A ce jour, il n’y a que dans les régions Languedoc-Roussillon, Limousin, Pays de la Loire, Alsace, Nord-Pas-de-Calais, Lorraine, Champagne-Ardenne et Auvergne que le nom de la FASE peut être utilisé. Dans d’autres régions, les coordinations régionales de la FASE pourront décider, en fonction de l’évolution des situations, de figurer sur une liste.
Bien entendu, nous devons continuer jusqu’au bout, jusqu’au dépôt des listes, à œuvrer pour que l’unité la plus large possible dans chaque région puisse se réaliser. Car sans des sursauts majeurs d’ici là, la gauche de transformation aura échoué une fois de plus à dégager une perspective d’ensemble et à rouvrir l’espoir. Par ses divisions et par la concurrence en son sein, elle aura favorisé le recentrage de la gauche, le renforcement du bipartisme, l’abstention populaire et le désinvestissement de la politique.
La déception générale ne doit pourtant pas masquer que les processus de décomposition/recomposition à gauche sont en grande accélération. La diversité des attitudes et des choix au sein du NPA, du PCF, du PG et de GU est réelle. La pression unitaire a produit dans un certain nombre de régions des résultats significatifs. L’existence de listes unitaires larges, du PCF au NPA, est un phénomène inédit et porteur d’espoir. D’autres rassemblements régionaux sont également aptes à produire des effets marquants.
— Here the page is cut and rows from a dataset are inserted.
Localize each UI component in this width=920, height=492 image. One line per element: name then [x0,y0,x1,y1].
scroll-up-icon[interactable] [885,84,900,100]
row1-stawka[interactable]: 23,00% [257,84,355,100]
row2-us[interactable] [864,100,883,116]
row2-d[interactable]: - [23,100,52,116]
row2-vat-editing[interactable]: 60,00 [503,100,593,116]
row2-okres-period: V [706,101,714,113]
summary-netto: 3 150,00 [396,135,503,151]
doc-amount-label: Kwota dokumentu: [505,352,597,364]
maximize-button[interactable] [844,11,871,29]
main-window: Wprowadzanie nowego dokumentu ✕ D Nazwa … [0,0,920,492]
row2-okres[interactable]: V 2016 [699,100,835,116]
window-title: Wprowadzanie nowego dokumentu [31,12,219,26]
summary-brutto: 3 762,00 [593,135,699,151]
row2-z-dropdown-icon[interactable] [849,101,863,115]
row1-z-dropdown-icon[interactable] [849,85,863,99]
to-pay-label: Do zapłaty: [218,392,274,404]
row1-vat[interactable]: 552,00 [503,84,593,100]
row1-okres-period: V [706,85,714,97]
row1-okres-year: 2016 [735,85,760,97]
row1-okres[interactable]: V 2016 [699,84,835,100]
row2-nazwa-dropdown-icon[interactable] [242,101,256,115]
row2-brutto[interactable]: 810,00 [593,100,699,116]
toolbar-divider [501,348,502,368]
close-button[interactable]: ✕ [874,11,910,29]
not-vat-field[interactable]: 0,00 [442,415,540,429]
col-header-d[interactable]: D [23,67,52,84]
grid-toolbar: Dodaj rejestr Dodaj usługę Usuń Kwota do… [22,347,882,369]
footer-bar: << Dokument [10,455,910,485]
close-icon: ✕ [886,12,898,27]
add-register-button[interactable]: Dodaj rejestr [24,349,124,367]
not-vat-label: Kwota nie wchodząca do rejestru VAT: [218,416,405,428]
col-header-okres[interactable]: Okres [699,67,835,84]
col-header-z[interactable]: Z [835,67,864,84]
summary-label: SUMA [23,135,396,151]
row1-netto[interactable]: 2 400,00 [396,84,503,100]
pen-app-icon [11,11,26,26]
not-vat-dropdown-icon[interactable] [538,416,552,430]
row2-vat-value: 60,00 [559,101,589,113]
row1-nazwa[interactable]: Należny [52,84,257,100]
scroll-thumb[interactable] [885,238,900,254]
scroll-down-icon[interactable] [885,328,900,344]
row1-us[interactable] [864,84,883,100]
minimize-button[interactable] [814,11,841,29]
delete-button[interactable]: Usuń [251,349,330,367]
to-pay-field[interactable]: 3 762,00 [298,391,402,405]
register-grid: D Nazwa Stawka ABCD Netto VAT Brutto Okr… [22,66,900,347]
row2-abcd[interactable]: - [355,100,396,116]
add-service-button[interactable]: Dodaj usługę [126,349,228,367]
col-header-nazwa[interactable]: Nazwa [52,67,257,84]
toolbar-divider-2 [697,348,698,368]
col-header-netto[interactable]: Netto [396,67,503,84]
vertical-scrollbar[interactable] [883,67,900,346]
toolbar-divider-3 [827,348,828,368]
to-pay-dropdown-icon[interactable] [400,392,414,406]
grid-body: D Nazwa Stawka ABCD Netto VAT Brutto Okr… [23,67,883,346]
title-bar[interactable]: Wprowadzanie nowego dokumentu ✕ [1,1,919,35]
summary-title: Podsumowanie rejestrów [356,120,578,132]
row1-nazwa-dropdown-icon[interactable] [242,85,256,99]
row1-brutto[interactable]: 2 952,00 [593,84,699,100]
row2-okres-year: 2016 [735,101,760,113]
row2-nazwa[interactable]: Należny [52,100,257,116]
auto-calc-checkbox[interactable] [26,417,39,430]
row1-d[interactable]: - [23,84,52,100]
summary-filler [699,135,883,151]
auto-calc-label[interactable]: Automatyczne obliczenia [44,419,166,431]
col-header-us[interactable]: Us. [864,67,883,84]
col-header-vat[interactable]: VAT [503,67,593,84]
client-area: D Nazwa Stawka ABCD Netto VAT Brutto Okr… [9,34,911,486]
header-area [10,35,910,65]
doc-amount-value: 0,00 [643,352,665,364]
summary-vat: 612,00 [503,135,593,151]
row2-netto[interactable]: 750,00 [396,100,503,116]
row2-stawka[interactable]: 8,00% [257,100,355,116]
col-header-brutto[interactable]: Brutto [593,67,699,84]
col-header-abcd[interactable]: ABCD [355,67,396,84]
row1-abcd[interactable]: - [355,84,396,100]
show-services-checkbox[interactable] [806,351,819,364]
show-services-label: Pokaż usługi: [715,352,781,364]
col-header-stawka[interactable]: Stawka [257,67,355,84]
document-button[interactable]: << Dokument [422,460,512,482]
La préparation de ces élections régionales aura aussi été l’occasion de nouveaux rapprochements entre des forces et des militant-e-s, aussi bien aux niveaux local, départemental, régional que national. Il faut bien entendu chercher les modalités pour conserver ces liens, les renforcer et faire progresser à toutes les échelles le rassemblement de la gauche de transformation.
Car plus que jamais, nous devons continuer à créer au quotidien les conditions pour que se constitue une force politique large, rassemblant les diverses traditions et courants qui veulent une alternative au système capitaliste et indépendante des politiques sociales-libérales et écolos-libérales, ce qui ne pourra se faire de manière efficace qu’en changeant les rapports entre le social et le politique.